Posttraumatic Stress Disorder (PTSD), as a common and serious mental health condition, affects about 25% of all military personnel that have served in combat. People suffering from PTSD may experience traumatic flashbacks, trouble sleeping, and problems in their relationships. This study is intended to help identify genes that influence and increase the risk of PTSD, to improve ways of detecting and treating the condition in the future. Previous research has studied genes that increase the risk of PTSD, but none of these have included a Veteran-only population. The current study focuses on US Veterans, utilizing the VA Million Veteran Program (MVP) database of approximately 300,000 participants as of August 2014. In this context, participants with PTSD are referred to as "cases" and Veterans without PTSD are referred to as "controls." This project will be done in three stages. The first stage will look at MVP-obtained data and electronic health record (EHR) data to implement methods for identifying combat-exposed case patients with PTSD and combat-exposed control patients without PTSD. The second stage will assemble and validate a study population of 20,000 participants "including 10,000 combat-exposed Veterans with PTSD as cases and 10,000 combat-exposed Veterans without PTSD as controls. The third stage will conduct genetic analyses ("genotyping") comparing the cases to controls, to identify genes associated with increased risk of developing the condition.
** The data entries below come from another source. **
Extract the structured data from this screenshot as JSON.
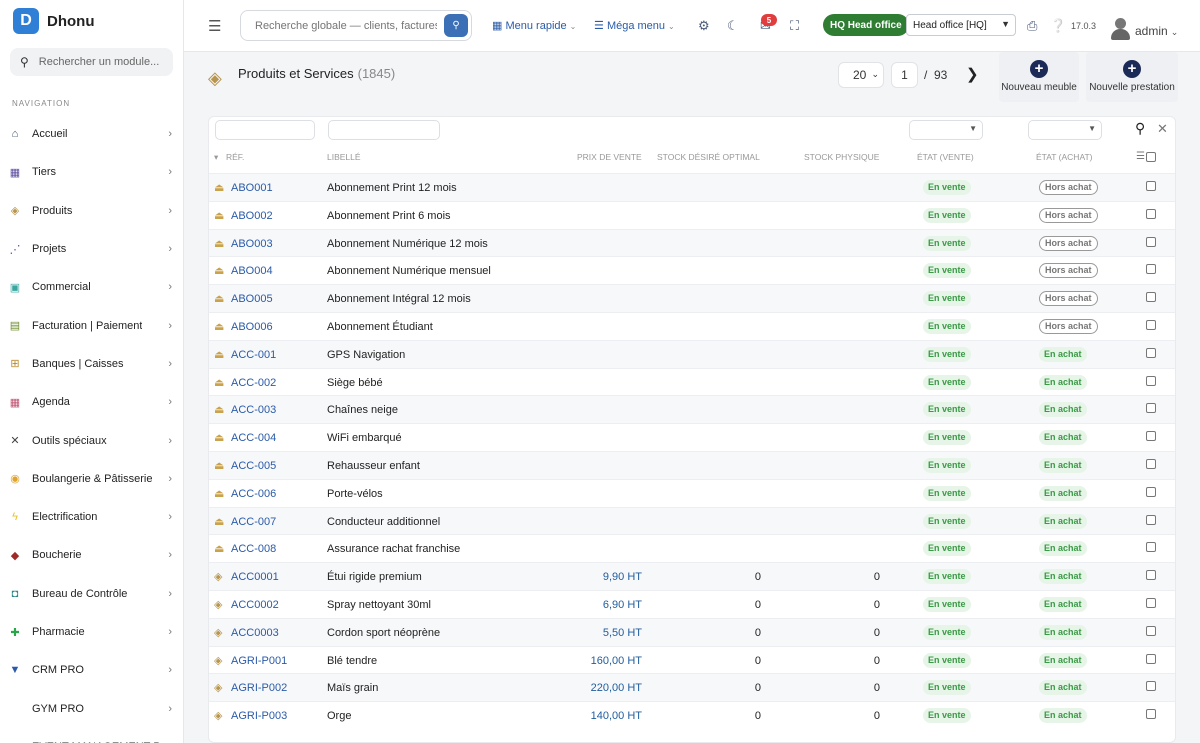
{
  "app": {
    "name": "Dhonu",
    "logo_letter": "D"
  },
  "sidebar": {
    "search_placeholder": "Rechercher un module...",
    "section_title": "NAVIGATION",
    "items": [
      {
        "label": "Accueil",
        "icon": "home-icon",
        "color": "#3b4a6b",
        "glyph": "⌂"
      },
      {
        "label": "Tiers",
        "icon": "building-icon",
        "color": "#5b4a9e",
        "glyph": "▦"
      },
      {
        "label": "Produits",
        "icon": "box-icon",
        "color": "#b8954e",
        "glyph": "◈"
      },
      {
        "label": "Projets",
        "icon": "project-icon",
        "color": "#6a4a9e",
        "glyph": "⋰"
      },
      {
        "label": "Commercial",
        "icon": "briefcase-icon",
        "color": "#3aa6a0",
        "glyph": "▣"
      },
      {
        "label": "Facturation | Paiement",
        "icon": "invoice-icon",
        "color": "#6a8a2a",
        "glyph": "▤"
      },
      {
        "label": "Banques | Caisses",
        "icon": "bank-icon",
        "color": "#b88a2e",
        "glyph": "⊞"
      },
      {
        "label": "Agenda",
        "icon": "calendar-icon",
        "color": "#c0506e",
        "glyph": "▦"
      },
      {
        "label": "Outils spéciaux",
        "icon": "tools-icon",
        "color": "#444",
        "glyph": "✕"
      },
      {
        "label": "Boulangerie & Pâtisserie",
        "icon": "bread-icon",
        "color": "#e0a42e",
        "glyph": "◉"
      },
      {
        "label": "Electrification",
        "icon": "lightning-icon",
        "color": "#e8c12a",
        "glyph": "ϟ"
      },
      {
        "label": "Boucherie",
        "icon": "meat-icon",
        "color": "#9e2a2a",
        "glyph": "◆"
      },
      {
        "label": "Bureau de Contrôle",
        "icon": "control-icon",
        "color": "#2a8a8a",
        "glyph": "◘"
      },
      {
        "label": "Pharmacie",
        "icon": "pharmacy-cross-icon",
        "color": "#2aa64a",
        "glyph": "✚"
      },
      {
        "label": "CRM PRO",
        "icon": "filter-icon",
        "color": "#2a5ba8",
        "glyph": "▼"
      },
      {
        "label": "GYM PRO",
        "icon": "",
        "color": "#fff",
        "glyph": ""
      },
      {
        "label": "EVENT MANAGEMENT P...",
        "icon": "event-icon",
        "color": "#6a3a9e",
        "glyph": "▬"
      }
    ]
  },
  "topbar": {
    "search_placeholder": "Recherche globale — clients, factures, p",
    "menu_rapide": "Menu rapide",
    "mega_menu": "Méga menu",
    "notif_count": "5",
    "hq_badge": "HQ Head office",
    "entity_select": "Head office [HQ]",
    "version": "17.0.3",
    "username": "admin"
  },
  "page": {
    "title": "Produits et Services",
    "count": "(1845)",
    "limit": "20",
    "current_page": "1",
    "page_sep": "/",
    "total_pages": "93",
    "btn_new_furniture": "Nouveau meuble",
    "btn_new_service": "Nouvelle prestation"
  },
  "table": {
    "headers": {
      "ref": "RÉF.",
      "label": "LIBELLÉ",
      "price": "PRIX DE VENTE",
      "stock_desired": "STOCK DÉSIRÉ OPTIMAL",
      "stock_physical": "STOCK PHYSIQUE",
      "state_sell": "ÉTAT (VENTE)",
      "state_buy": "ÉTAT (ACHAT)"
    },
    "rows": [
      {
        "ref": "ABO001",
        "label": "Abonnement Print 12 mois",
        "price": "",
        "stock_desired": "",
        "stock_physical": "",
        "sell": "En vente",
        "buy": "Hors achat",
        "type": "service"
      },
      {
        "ref": "ABO002",
        "label": "Abonnement Print 6 mois",
        "price": "",
        "stock_desired": "",
        "stock_physical": "",
        "sell": "En vente",
        "buy": "Hors achat",
        "type": "service"
      },
      {
        "ref": "ABO003",
        "label": "Abonnement Numérique 12 mois",
        "price": "",
        "stock_desired": "",
        "stock_physical": "",
        "sell": "En vente",
        "buy": "Hors achat",
        "type": "service"
      },
      {
        "ref": "ABO004",
        "label": "Abonnement Numérique mensuel",
        "price": "",
        "stock_desired": "",
        "stock_physical": "",
        "sell": "En vente",
        "buy": "Hors achat",
        "type": "service"
      },
      {
        "ref": "ABO005",
        "label": "Abonnement Intégral 12 mois",
        "price": "",
        "stock_desired": "",
        "stock_physical": "",
        "sell": "En vente",
        "buy": "Hors achat",
        "type": "service"
      },
      {
        "ref": "ABO006",
        "label": "Abonnement Étudiant",
        "price": "",
        "stock_desired": "",
        "stock_physical": "",
        "sell": "En vente",
        "buy": "Hors achat",
        "type": "service"
      },
      {
        "ref": "ACC-001",
        "label": "GPS Navigation",
        "price": "",
        "stock_desired": "",
        "stock_physical": "",
        "sell": "En vente",
        "buy": "En achat",
        "type": "service"
      },
      {
        "ref": "ACC-002",
        "label": "Siège bébé",
        "price": "",
        "stock_desired": "",
        "stock_physical": "",
        "sell": "En vente",
        "buy": "En achat",
        "type": "service"
      },
      {
        "ref": "ACC-003",
        "label": "Chaînes neige",
        "price": "",
        "stock_desired": "",
        "stock_physical": "",
        "sell": "En vente",
        "buy": "En achat",
        "type": "service"
      },
      {
        "ref": "ACC-004",
        "label": "WiFi embarqué",
        "price": "",
        "stock_desired": "",
        "stock_physical": "",
        "sell": "En vente",
        "buy": "En achat",
        "type": "service"
      },
      {
        "ref": "ACC-005",
        "label": "Rehausseur enfant",
        "price": "",
        "stock_desired": "",
        "stock_physical": "",
        "sell": "En vente",
        "buy": "En achat",
        "type": "service"
      },
      {
        "ref": "ACC-006",
        "label": "Porte-vélos",
        "price": "",
        "stock_desired": "",
        "stock_physical": "",
        "sell": "En vente",
        "buy": "En achat",
        "type": "service"
      },
      {
        "ref": "ACC-007",
        "label": "Conducteur additionnel",
        "price": "",
        "stock_desired": "",
        "stock_physical": "",
        "sell": "En vente",
        "buy": "En achat",
        "type": "service"
      },
      {
        "ref": "ACC-008",
        "label": "Assurance rachat franchise",
        "price": "",
        "stock_desired": "",
        "stock_physical": "",
        "sell": "En vente",
        "buy": "En achat",
        "type": "service"
      },
      {
        "ref": "ACC0001",
        "label": "Étui rigide premium",
        "price": "9,90 HT",
        "stock_desired": "0",
        "stock_physical": "0",
        "sell": "En vente",
        "buy": "En achat",
        "type": "product"
      },
      {
        "ref": "ACC0002",
        "label": "Spray nettoyant 30ml",
        "price": "6,90 HT",
        "stock_desired": "0",
        "stock_physical": "0",
        "sell": "En vente",
        "buy": "En achat",
        "type": "product"
      },
      {
        "ref": "ACC0003",
        "label": "Cordon sport néoprène",
        "price": "5,50 HT",
        "stock_desired": "0",
        "stock_physical": "0",
        "sell": "En vente",
        "buy": "En achat",
        "type": "product"
      },
      {
        "ref": "AGRI-P001",
        "label": "Blé tendre",
        "price": "160,00 HT",
        "stock_desired": "0",
        "stock_physical": "0",
        "sell": "En vente",
        "buy": "En achat",
        "type": "product"
      },
      {
        "ref": "AGRI-P002",
        "label": "Maïs grain",
        "price": "220,00 HT",
        "stock_desired": "0",
        "stock_physical": "0",
        "sell": "En vente",
        "buy": "En achat",
        "type": "product"
      },
      {
        "ref": "AGRI-P003",
        "label": "Orge",
        "price": "140,00 HT",
        "stock_desired": "0",
        "stock_physical": "0",
        "sell": "En vente",
        "buy": "En achat",
        "type": "product"
      }
    ]
  },
  "colors": {
    "accent": "#2a5ba8",
    "sell_badge": "#3a9a46",
    "hq_badge": "#2e7d32",
    "notif": "#e03e3e",
    "service_icon": "#c9a24a",
    "product_icon": "#b8954e"
  }
}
The purpose of this study is to assess feasibility of an internet and individual format of mindfulness meditation in people with posttraumatic stress disorder (PTSD) and depression symptoms

The objective of this study is to determine whether participation in a mind-body skills program by war-traumatized adults in Gaza will result in improvement of posttraumatic stress symptoms and depression, and will increase posttraumatic growth compared to a control group.

The objective of this study is to determine whether participation in a mind-body skills program by war-traumatized children in Gaza will result in improvement of posttraumatic stress symptoms, depression, and decreased hopelessness compared to a control group.

Participants are randomly assigned to either 16 sessions of Brief Eclectic Psychotherapy (Gersons et al. (2000) Journal Trauma Stress 13: 333-348), comprising psychoeducation, exposure, mementos and writing assignments, domain of meaning and integration, farewell ritual, or a minimal attention control group that will be offered 16 sessions of BEP after a waiting time of four months. Participants in the minimal attention control group receive monthly telephone calls and complete a symptom self monitoring diary (Tarrier, N. et al. (1999) Behavior Therapy 30: 597-605) for three weeks.

The purpose of this study is to evaluate acupuncture as a treatment for Post-Traumatic Stress Disorder (PTSD) and to correlate the diagnosis of PTSD with Traditional Chinese Medicine (TCM) diagnostic patterns.

Despite the prevalence of cannabis use among the PTSD population and self-reports that it is used to help cope with PTSD symptoms, the direct effects of cannabis on PTSD symptomology are unknown. The purpose of this placebo-controlled, within-subject study is to assess the effects of smoked cannabis and orally administered nabilone, a synthetic analog of THC, the primary psychoactive component of cannabis on multiple dimensions of PTSD symptomatology in cannabis smokers with PTSD.